AIFMD II explained

In November 2021, as part of the broader package of measures within the Capital Markets Union, the European Commission finalised the draft amendment text in connection with the Alternative Investment Fund Managers Directive (AIFMD) in a set of amendments referred to as AIFMD II.

AIFMD II has been presented to both the European Council and the European Parliament for their comments and a final text will be published in the EU Official Journal once this process is completed, with implementation required two years after that. We can therefore expect changes to take effect in 2024/25.

Which AIFMD II changes will impact Jersey?

Jersey is a ‘third country’ from a European Union perspective and provides excellent third country access to the EU’s investors through National Private Placement Regimes (NPPR).

The changes relating to the NPPR regime concern new requirements for non-EU AIFMs to market EU or non-EU AIFs through NPPR and will be added under Article 42 AIFMD, as follows:

(i) the third country where the non-EU AIFM or the non-EU AIF is established is not listed on the EU list of non-cooperative jurisdictions for tax purposes,

(ii)the third country has signed a qualifying agreement on the exchange of information in tax matters with the Member State where the marketing takes place, and

(iii) the third country is not identified as a high-risk country according to the latest European laws against money laundering.

The same changes have been made to Art 36 (EU AIFMS marketing non-EU AIFs without a passport in the EU).

What is the impact on Jersey's fund industry?

Jersey’s government is strongly committed to compliance with international standards and as a result there is no expected negative impact on Jersey. Taking each of the changes in turn:

(i) Jersey is recognised by the EU as a co-operative jurisdiction for tax purposes,

(ii) Jersey has signed a qualifying agreement on the exchange of information in tax matters with EU Member States, and

(iii) Jersey is not identified as a high-risk country according to the latest European laws against money laundering.

 

What about other fund jurisdictions?

EU (or ‘onshore’) jurisdictions such as Luxembourg

The change under the AIFMD II proposals is significant and have the likely consequence of adding further cost and complexity to establishing and running an AIFM in an EU jurisdiction where the full scope of the directive applies.

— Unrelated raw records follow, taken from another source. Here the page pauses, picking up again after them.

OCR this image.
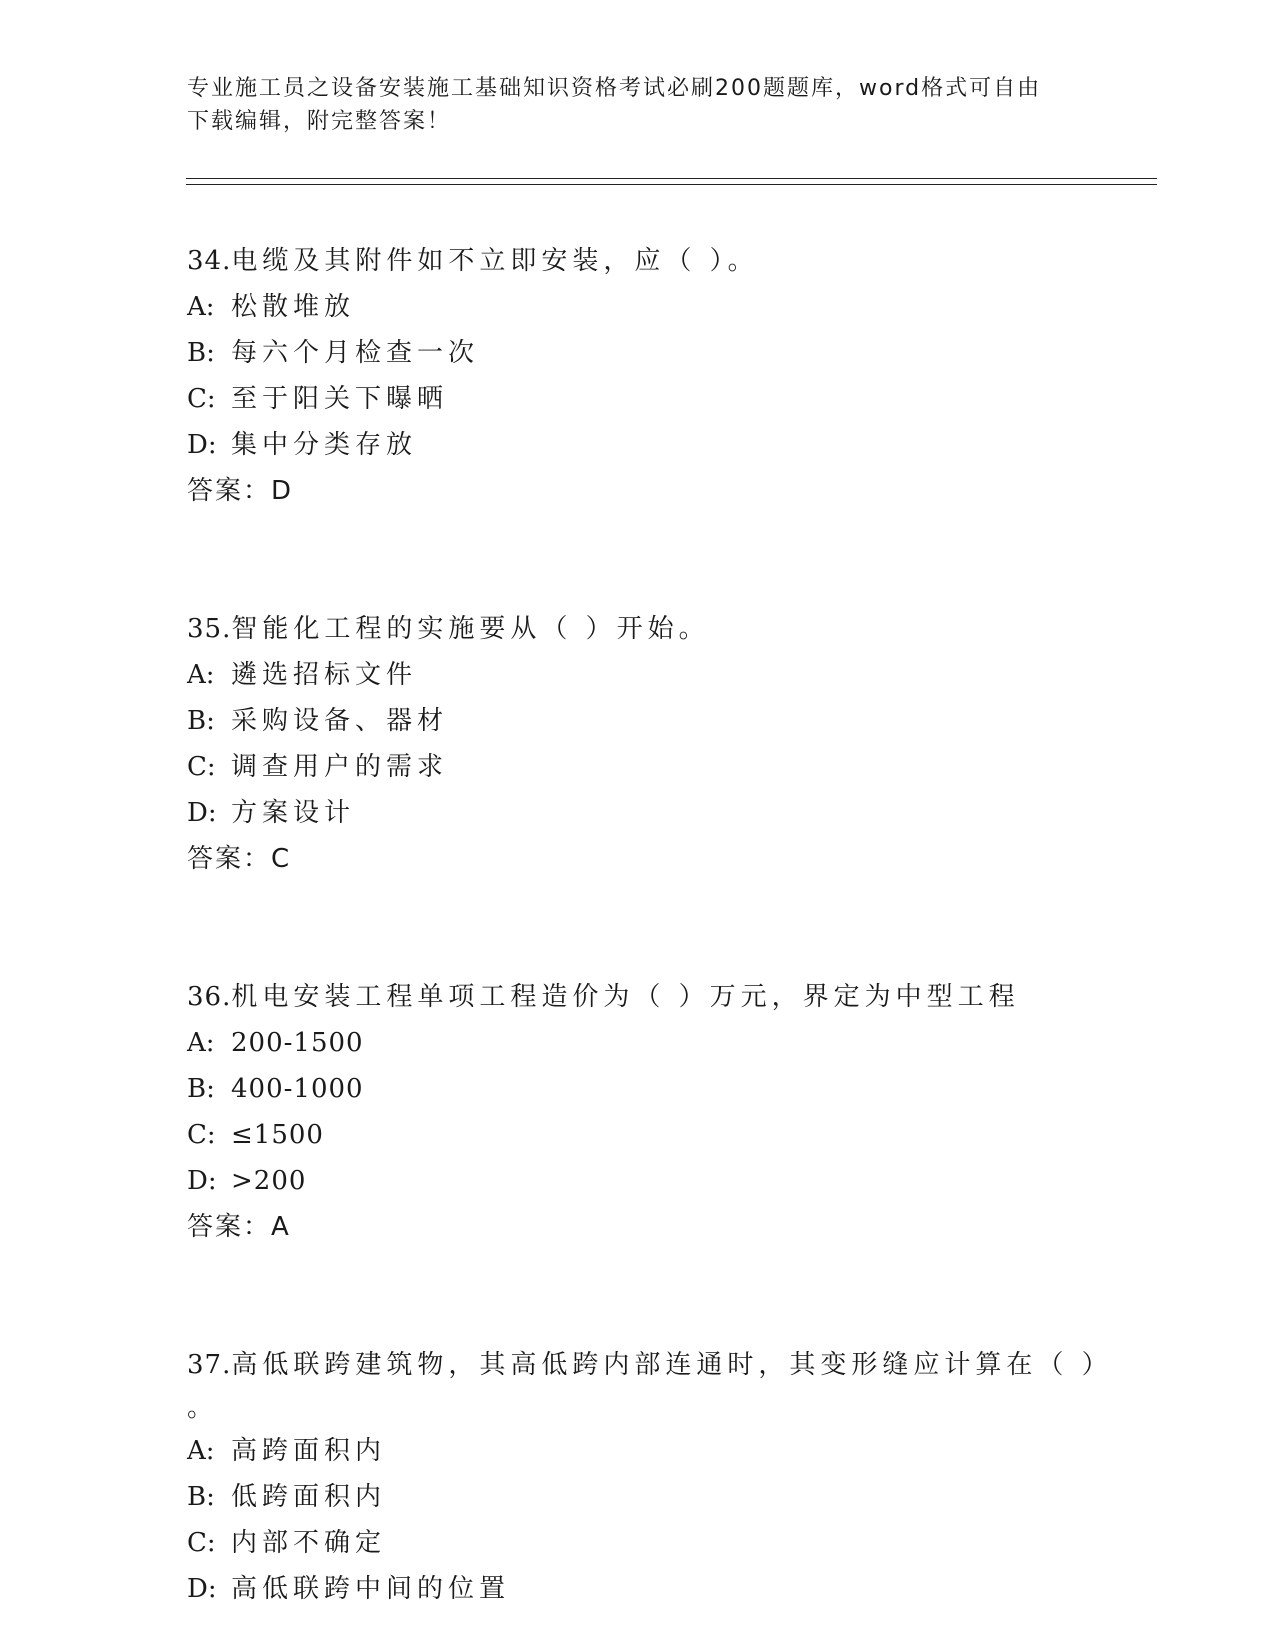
专业施工员之设备安装施工基础知识资格考试必刷200题题库，word格式可自由
下载编辑，附完整答案！
34.电缆及其附件如不立即安装，应（ ）。
A: 松散堆放
B: 每六个月检查一次
C: 至于阳关下曝晒
D: 集中分类存放
答案：D
35.智能化工程的实施要从（ ）开始。
A: 遴选招标文件
B: 采购设备、器材
C: 调查用户的需求
D: 方案设计
答案：C
36.机电安装工程单项工程造价为（ ）万元，界定为中型工程
A: 200-1500
B: 400-1000
C: ≤1500
D: >200
答案：A
37.高低联跨建筑物，其高低跨内部连通时，其变形缝应计算在（ ）
。
A: 高跨面积内
B: 低跨面积内
C: 内部不确定
D: 高低联跨中间的位置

The reality is that few managers need blanket access to all EU Member States, meaning the NPPR route offers clear advantages. Importantly, the benefits of a Jersey manager can apply wherever the funds themselves are domiciled, be it in Jersey or elsewhere.

Other third-country jurisdictions

Within the amendments to NPPR regime, there is the potential for significant impact on certain third countries which are, or might be, blacklisted for EU tax or AML purposes. The AIFMD II proposal introduces a new moving target within the NPPR eco-system, and this will increase the importance of choosing a fund domicile such as Jersey, with good credentials on complying with both international and EU tax and AML standards.

* European Commission 2018 figures show only 3% of fund managers market to 3 or more EU member states.